Pierre Chapon, co-fondateur & CEO Pretto

Clairement, l’immobilier ne réagit pas directement à un conflit, mais aux conséquences économiques potentielles :

  • tensions sur les prix de l’énergie, en raison des perturbations de l'approvisionnement,

  • éventuelle crise inflationniste,

  • hausse des taux longs sur les marchés obligataires,

  • hausse des taux d’intérêt immobiliers.

C’est cette chaîne de transmission qu’il faut observer pour comprendre les enjeux réels.

Un impact psychologique à ne pas négliger

Engager un projet immobilier dans un contexte marqué par des tensions militaires et des incertitudes budgétaires peut, naturellement, susciter des hésitations. Un sondage Ifop pour LCI indiquait déjà en décembre 2025 que 55% des Français jugeaient plausible un conflit impliquant la France.

Ce niveau d’inquiétude peut nourrir une forme d’attentisme, même lorsque les fondamentaux économiques restent relativement stables. Ce ralentissement des décisions d’achat pourrait alors, de manière indirecte, accentuer la demande locative, notamment dans les zones tendues.

Des taux qui restent, pour l’instant, stables

Sur le terrain, les signaux demeurent pourtant rassurants.

En mars, les taux immobiliers reculent légèrement, de -0,04 à -0,15 point selon les durées et les profils. Le taux moyen constaté par Pretto s’établit à 3,29 % sur 20 ans (contre 3,40% en février).

Cette relative stabilité s’explique par plusieurs facteurs :

  • Les banques disposent de liquidités significatives.

  • Le crédit immobilier demeure un produit stratégique pour attirer de nouveaux clients (épargne, assurance, services bancaires).

  • Leurs objectifs de production pour 2026 sont orientés à la hausse.

Dans ce contexte d’incertitude, les ajustements peuvent aussi passer par d’autres leviers. Il est ainsi possible que certaines banques resserrent légèrement leurs critères d’octroi avant même d’augmenter les taux.
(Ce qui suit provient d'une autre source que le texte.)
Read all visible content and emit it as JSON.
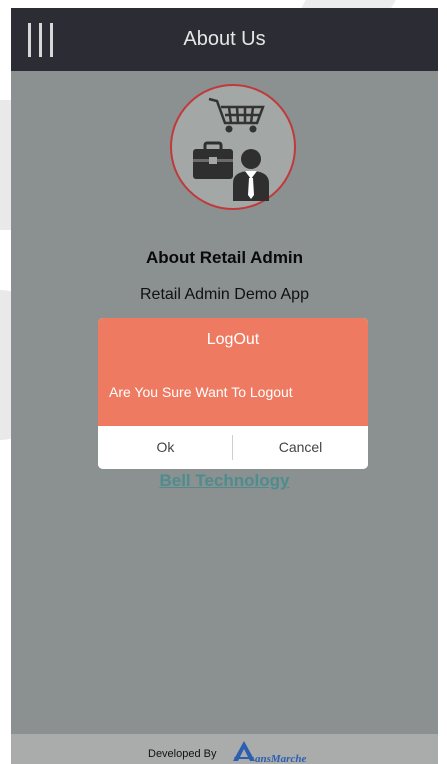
{
  "appbar": {
    "title": "About Us",
    "menu_icon": "hamburger-menu-icon"
  },
  "about": {
    "logo_icon": "retail-admin-logo-icon",
    "title": "About Retail Admin",
    "subtitle": "Retail Admin Demo App",
    "company_link": "Bell Technology"
  },
  "dialog": {
    "title": "LogOut",
    "message": "Are You Sure Want To Logout",
    "ok_label": "Ok",
    "cancel_label": "Cancel",
    "header_color": "#ef7a62"
  },
  "footer": {
    "developed_by": "Developed By",
    "brand_text": "ansMarche"
  },
  "colors": {
    "appbar": "#2c2c34",
    "overlay_background": "#8a9190",
    "link": "#4f8c8e",
    "brand": "#2d5fb0"
  }
}
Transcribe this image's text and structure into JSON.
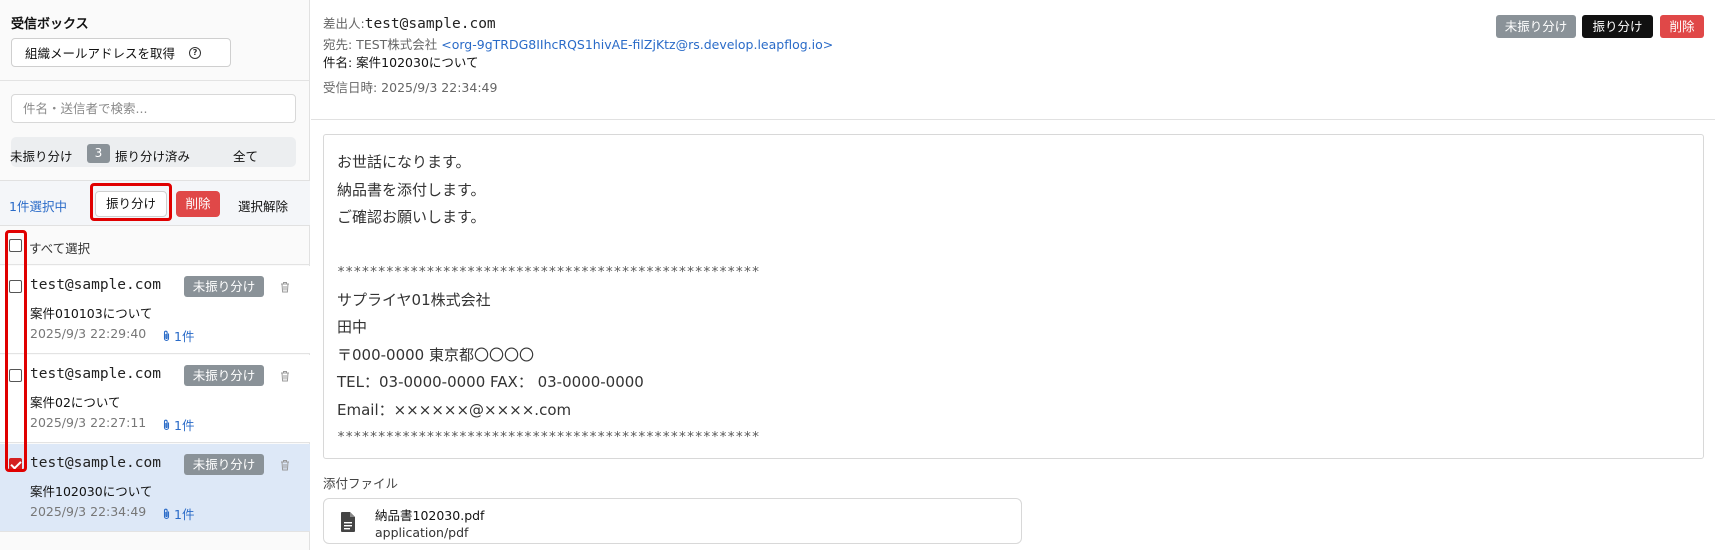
{
  "sidebar": {
    "title": "受信ボックス",
    "org_button_label": "組織メールアドレスを取得",
    "help_icon": "?",
    "search_placeholder": "件名・送信者で検索...",
    "filter_tabs": [
      {
        "label": "未振り分け",
        "count": "3"
      },
      {
        "label": "振り分け済み"
      },
      {
        "label": "全て"
      }
    ],
    "selection": {
      "count_text": "1件選択中",
      "assign_label": "振り分け",
      "delete_label": "削除",
      "clear_label": "選択解除"
    },
    "select_all_label": "すべて選択",
    "mails": [
      {
        "from": "test@sample.com",
        "badge": "未振り分け",
        "subject": "案件010103について",
        "date": "2025/9/3 22:29:40",
        "attachments": "1件",
        "checked": false
      },
      {
        "from": "test@sample.com",
        "badge": "未振り分け",
        "subject": "案件02について",
        "date": "2025/9/3 22:27:11",
        "attachments": "1件",
        "checked": false
      },
      {
        "from": "test@sample.com",
        "badge": "未振り分け",
        "subject": "案件102030について",
        "date": "2025/9/3 22:34:49",
        "attachments": "1件",
        "checked": true
      }
    ]
  },
  "detail": {
    "from_label": "差出人:",
    "from": "test@sample.com",
    "to_label": "宛先: TEST株式会社 ",
    "to_address": "<org-9gTRDG8IIhcRQS1hivAE-filZjKtz@rs.develop.leapflog.io>",
    "subject_line": "件名: 案件102030について",
    "date_line": "受信日時: 2025/9/3 22:34:49",
    "actions": {
      "unassigned": "未振り分け",
      "assign": "振り分け",
      "delete": "削除"
    },
    "body_lines": [
      "お世話になります。",
      "納品書を添付します。",
      "ご確認お願いします。",
      "",
      "****************************************************",
      "サプライヤ01株式会社",
      "田中",
      "〒000-0000 東京都〇〇〇〇",
      "TEL：03-0000-0000 FAX： 03-0000-0000",
      "Email：××××××@××××.com",
      "****************************************************"
    ],
    "attachments_label": "添付ファイル",
    "attachment": {
      "name": "納品書102030.pdf",
      "type": "application/pdf"
    }
  },
  "colors": {
    "accent_blue": "#2a6bc8",
    "badge_gray": "#8a9298",
    "danger_red": "#e04848",
    "highlight_red": "#e00000",
    "selected_bg": "#dde8f7"
  }
}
Dans un climat incertain, l’envie de temporiser est légitime... Mais aujourd’hui, les taux restent maîtrisés et la concurrence entre banques demeure active, notamment pour les profils solides. Plus que l’actualité internationale, c’est la qualité de votre préparation et de votre accompagnement qui fera la différence pour bâtir votre projet d’achat.
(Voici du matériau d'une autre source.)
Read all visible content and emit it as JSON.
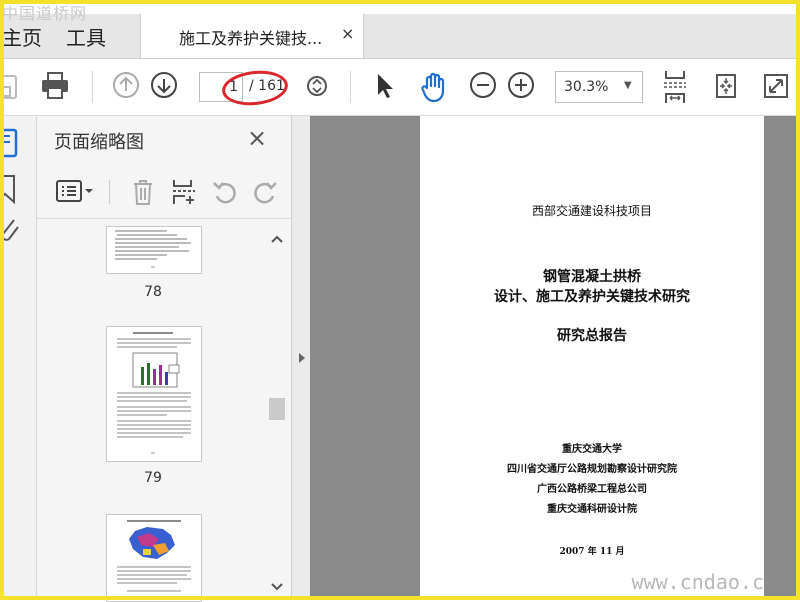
{
  "watermark": {
    "top_text": "中国道桥网",
    "bottom_text": "www.cndao.c"
  },
  "tabbar": {
    "nav_home": "主页",
    "nav_tools": "工具",
    "active_tab_title": "施工及养护关键技...",
    "tab_close": "×"
  },
  "toolbar": {
    "current_page": "1",
    "total_pages": "/ 161",
    "zoom": "30.3%",
    "zoom_caret": "▼",
    "icons": [
      "save-icon",
      "print-icon",
      "previous-page-icon",
      "next-page-icon",
      "page-stepper-icon",
      "select-cursor-icon",
      "hand-tool-icon",
      "zoom-out-icon",
      "zoom-in-icon",
      "scroll-mode-icon",
      "fit-page-icon",
      "full-screen-icon"
    ]
  },
  "left_rail": {
    "icons": [
      "page-thumbnails-icon",
      "bookmarks-icon",
      "attachments-icon"
    ]
  },
  "thumbnail_panel": {
    "title": "页面缩略图",
    "close": "×",
    "tools": [
      "thumbnail-options-icon",
      "delete-page-icon",
      "insert-page-icon",
      "rotate-counterclockwise-icon",
      "rotate-clockwise-icon"
    ],
    "pages": [
      {
        "number": "78"
      },
      {
        "number": "79"
      }
    ]
  },
  "document": {
    "project": "西部交通建设科技项目",
    "title_line1": "钢管混凝土拱桥",
    "title_line2": "设计、施工及养护关键技术研究",
    "report_type": "研究总报告",
    "orgs": [
      "重庆交通大学",
      "四川省交通厅公路规划勘察设计研究院",
      "广西公路桥梁工程总公司",
      "重庆交通科研设计院"
    ],
    "date": "2007 年 11 月"
  },
  "colors": {
    "accent_red": "#d8262c",
    "frame_yellow": "#f2e22a",
    "viewer_bg": "#8a8a8a"
  }
}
Questions fréquentes sur le marché en 2026

Pourquoi l’OAT est-elle si importante pour mon crédit immobilier ?

L’OAT 10 ans correspond au taux auquel l’État français emprunte. Elle sert de référence indirecte au coût de financement des banques. Si elle monte fortement et durablement, les taux immobiliers peuvent suivre.

Est-ce le bon moment pour acheter en 2026 ?

Le “bon moment” dépend avant tout de votre situation personnelle : stabilité professionnelle, niveau d’apport, capacité d’endettement. Attendre uniquement pour des raisons géopolitiques peut conduire à différer un projet sans garantie d’amélioration des conditions.

Les banques peuvent-elles durcir leurs critères ?

En période d’incertitude, les banques deviennent parfois plus sélectives. Mais en ce début 2026, leurs objectifs de production sont ambitieux. Elles restent en phase de conquête, notamment pour les profils stables et bien préparés.

Le marché immobilier peut-il ralentir à cause du conflit ?

Un ralentissement temporaire est envisageable si une partie des acheteurs adopte une posture attentiste. En revanche, les besoins structurels de logement ne disparaissent pas en période de tensions internationales.

La hausse des dépenses militaires peut-elle influencer les taux à long terme ?

Oui, indirectement. Si la France et d’autres pays européens augmentent durablement leurs budgets de défense, cela peut accroître leurs besoins de financement, et donc exercer une pression à la hausse sur les taux obligataires, notamment l’OAT 10 ans.